The team developed software called LunarShader to simulate lighting conditions on the Moon throughout its solar cycles. They fed in two topographical models — one from the Japanese spacecraft Kaguya, and one from NASA’s Lunar Reconnaissance Orbiter (LRO). The software identified about 100 craters that should contain permanent shadows, located as many as 58 degrees of latitude from the pole in both hemispheres, reported team member Joshua Cahill, a space scientist at Johns Hopkins University’s Applied Physics Laboratory in Laurel, Maryland, at the European Planetary Science Congress in Madrid this week. The result is being prepared for publication in Icarus, he said.
The findings are significant because they open “a much larger area where permanent manned stations could be established”, says Bruce Cutright, a hydrogeologist at the University of Texas at Austin. Water ice on the Moon exists in such low concentrations that any mission that seeks to study it, or to use it as a resource, will need a detailed map of its distribution.
Ice under ground
Cahill and his colleagues also took the candidate craters’ temperature using the LRO’s Diviner Lunar Radiometer instrument, to determine which sites are most likely to contain ice. The craters are only half the temperature of their better-lit surroundings, but they still reach an average of 175 kelvin — hot enough to boil water in the moon’s thin atmosphere — so any water ice must be insulated beneath the surface.
“While not as cold as the permanently shadowed regions near the poles, these non-polar areas offer a unique environment that may harbour volatiles,” says Emerson Speyerer, an engineer at Arizona State University in Tempe, who is part of another team that has identified persistent shadows at the lunar poles. That team is now characterizing other potential permanently shadowed regions using LRO data. They made a preliminary report at the March Lunar and Planetary Science Conference in The Woodlands, Texas.

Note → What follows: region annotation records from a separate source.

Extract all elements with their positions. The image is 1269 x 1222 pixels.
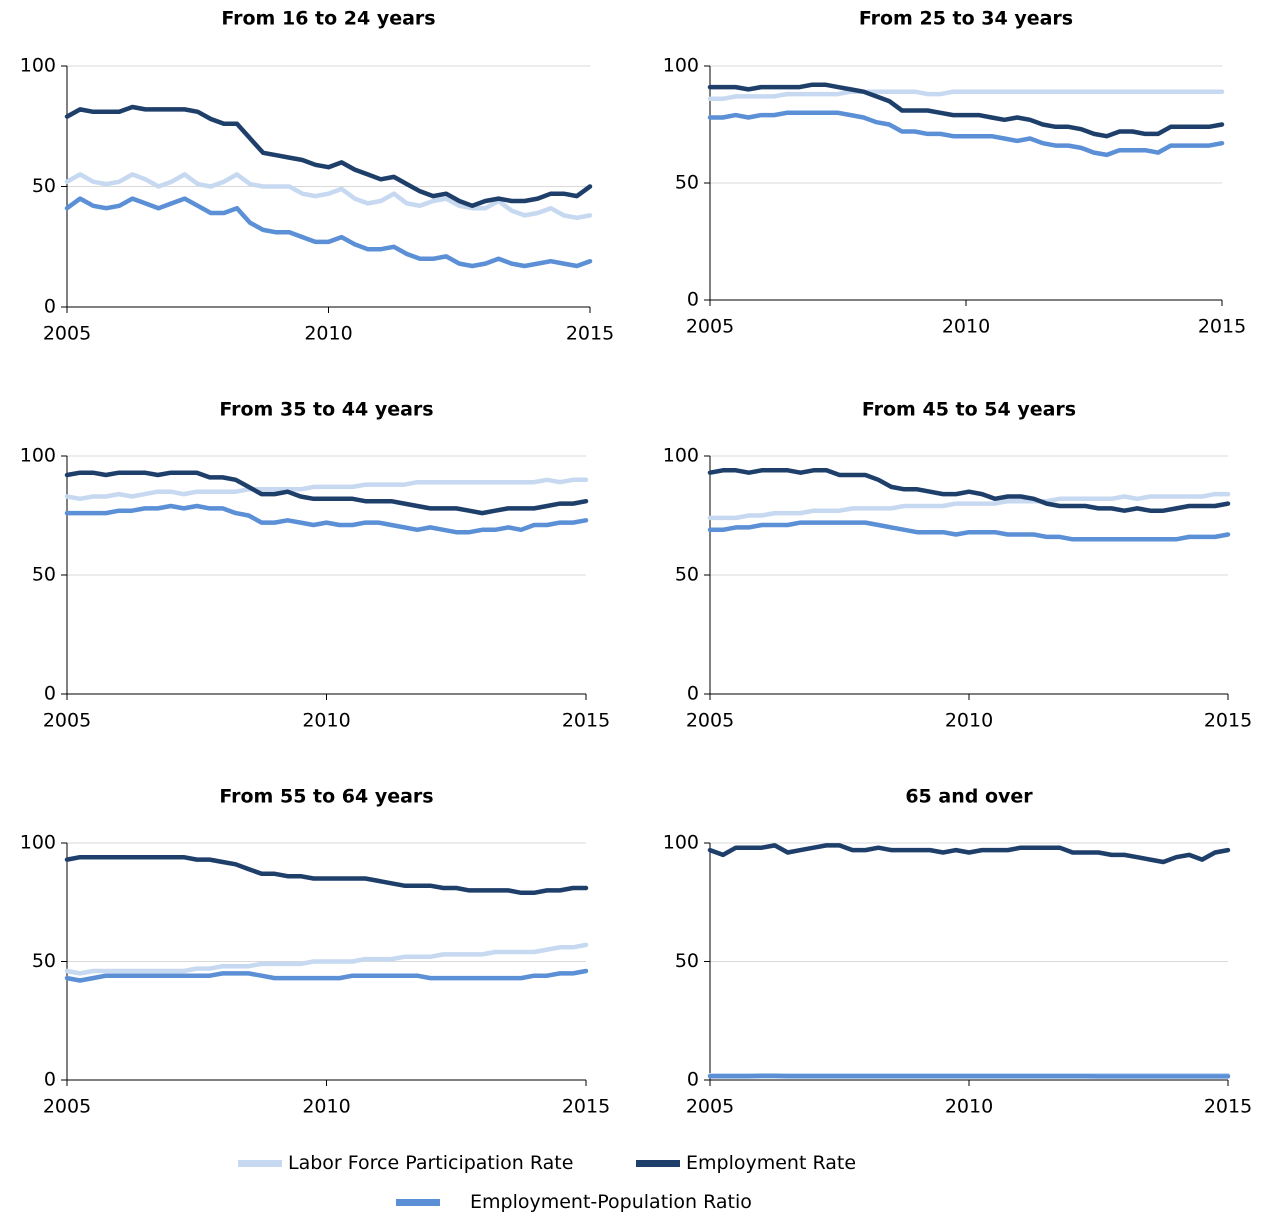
chart-title: From 45 to 54 years — [862, 399, 1076, 421]
x-tick-label-2005: 2005 — [686, 710, 734, 732]
chart-panel-5: From 55 to 64 years 0 50 100 2005 2010 2015 — [20, 786, 610, 1118]
chart-title: From 55 to 64 years — [219, 786, 433, 808]
x-tick-label-2005: 2005 — [43, 323, 91, 345]
series-line-labor-force-participation-rate — [67, 945, 586, 974]
x-tick-label-2010: 2010 — [942, 316, 990, 338]
y-tick-label-0: 0 — [687, 683, 699, 705]
y-tick-label-100: 100 — [663, 445, 699, 467]
chart-title: 65 and over — [905, 786, 1033, 808]
x-tick-label-2015: 2015 — [562, 710, 610, 732]
legend-swatch-employment-rate — [636, 1160, 680, 1167]
x-tick-label-2010: 2010 — [304, 323, 352, 345]
legend-item-labor-force: Labor Force Participation Rate — [238, 1143, 573, 1183]
x-tick-label-2015: 2015 — [1204, 1096, 1252, 1118]
y-tick-label-100: 100 — [663, 55, 699, 77]
series-line-labor-force-participation-rate — [710, 494, 1228, 518]
y-tick-label-0: 0 — [44, 1069, 56, 1091]
legend-swatch-employment-population — [396, 1199, 440, 1206]
legend-label-employment-population: Employment-Population Ratio — [470, 1191, 752, 1213]
series-line-employment-rate — [67, 107, 590, 206]
y-tick-label-100: 100 — [20, 832, 56, 854]
chart-panel-4: From 45 to 54 years 0 50 100 2005 2010 2015 — [663, 399, 1252, 732]
legend-label-labor-force: Labor Force Participation Rate — [288, 1152, 573, 1174]
legend-item-employment-population: Employment-Population Ratio — [396, 1182, 752, 1222]
chart-panel-6: 65 and over 0 50 100 2005 2010 2015 — [663, 786, 1252, 1118]
series-line-employment-population-ratio — [710, 523, 1228, 540]
legend-label-employment-rate: Employment Rate — [686, 1152, 856, 1174]
x-tick-label-2010: 2010 — [302, 1096, 350, 1118]
y-tick-label-50: 50 — [32, 564, 56, 586]
x-tick-label-2015: 2015 — [562, 1096, 610, 1118]
x-tick-label-2005: 2005 — [43, 710, 91, 732]
series-line-labor-force-participation-rate — [710, 92, 1222, 99]
chart-title: From 25 to 34 years — [859, 8, 1073, 30]
y-tick-label-100: 100 — [663, 832, 699, 854]
y-tick-label-0: 0 — [44, 296, 56, 318]
y-tick-label-50: 50 — [675, 950, 699, 972]
y-tick-label-0: 0 — [687, 1069, 699, 1091]
y-tick-label-50: 50 — [675, 172, 699, 194]
x-tick-label-2010: 2010 — [945, 1096, 993, 1118]
x-tick-label-2015: 2015 — [1204, 710, 1252, 732]
series-line-employment-rate — [710, 845, 1228, 862]
x-tick-label-2010: 2010 — [302, 710, 350, 732]
legend-swatch-labor-force — [238, 1160, 282, 1167]
y-tick-label-0: 0 — [687, 289, 699, 311]
series-line-labor-force-participation-rate — [67, 480, 586, 499]
x-tick-label-2015: 2015 — [1198, 316, 1246, 338]
x-tick-label-2005: 2005 — [686, 1096, 734, 1118]
y-tick-label-100: 100 — [20, 55, 56, 77]
y-tick-label-50: 50 — [675, 564, 699, 586]
x-tick-label-2005: 2005 — [686, 316, 734, 338]
chart-panel-2: From 25 to 34 years 0 50 100 2005 2010 2015 — [663, 8, 1246, 338]
series-line-labor-force-participation-rate — [67, 174, 590, 217]
y-tick-label-50: 50 — [32, 950, 56, 972]
y-tick-label-100: 100 — [20, 445, 56, 467]
series-line-employment-rate — [67, 857, 586, 893]
x-tick-label-2010: 2010 — [945, 710, 993, 732]
y-tick-label-0: 0 — [44, 683, 56, 705]
x-tick-label-2005: 2005 — [43, 1096, 91, 1118]
legend-item-employment-rate: Employment Rate — [636, 1143, 856, 1183]
legend: Labor Force Participation Rate Employmen… — [0, 1143, 1269, 1183]
chart-panel-1: From 16 to 24 years 0 50 100 2005 2010 2015 — [20, 8, 614, 345]
chart-panel-3: From 35 to 44 years 0 50 100 2005 2010 2015 — [20, 399, 610, 732]
y-tick-label-50: 50 — [32, 175, 56, 197]
chart-title: From 35 to 44 years — [219, 399, 433, 421]
x-tick-label-2015: 2015 — [566, 323, 614, 345]
legend-row-2: Employment-Population Ratio — [0, 1182, 1269, 1222]
chart-title: From 16 to 24 years — [221, 8, 435, 30]
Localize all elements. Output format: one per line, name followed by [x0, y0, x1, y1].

Radar instruments on orbiting spacecraft allow some study of the ice, but close-up observations are needed to confirm any findings, says Speyerer. Some technological ingenuity will be required to allow the solar-powered rovers to operate in the shadowy depths of the craters. “A prospecting rover would be able to examine these features with the lower half of the rover in shadow, while the upper half and solar panel would remain illuminated,” says Speyerer.
Cahill’s group has also used LunarShader to identify which parts of the permanently shadowed regions would be most accessible to a rover. To explore the deepest craters, Cahill imagines rovers or landers with solar panels on a mast up to ten metres high, acting like a ‘solar snorkel’.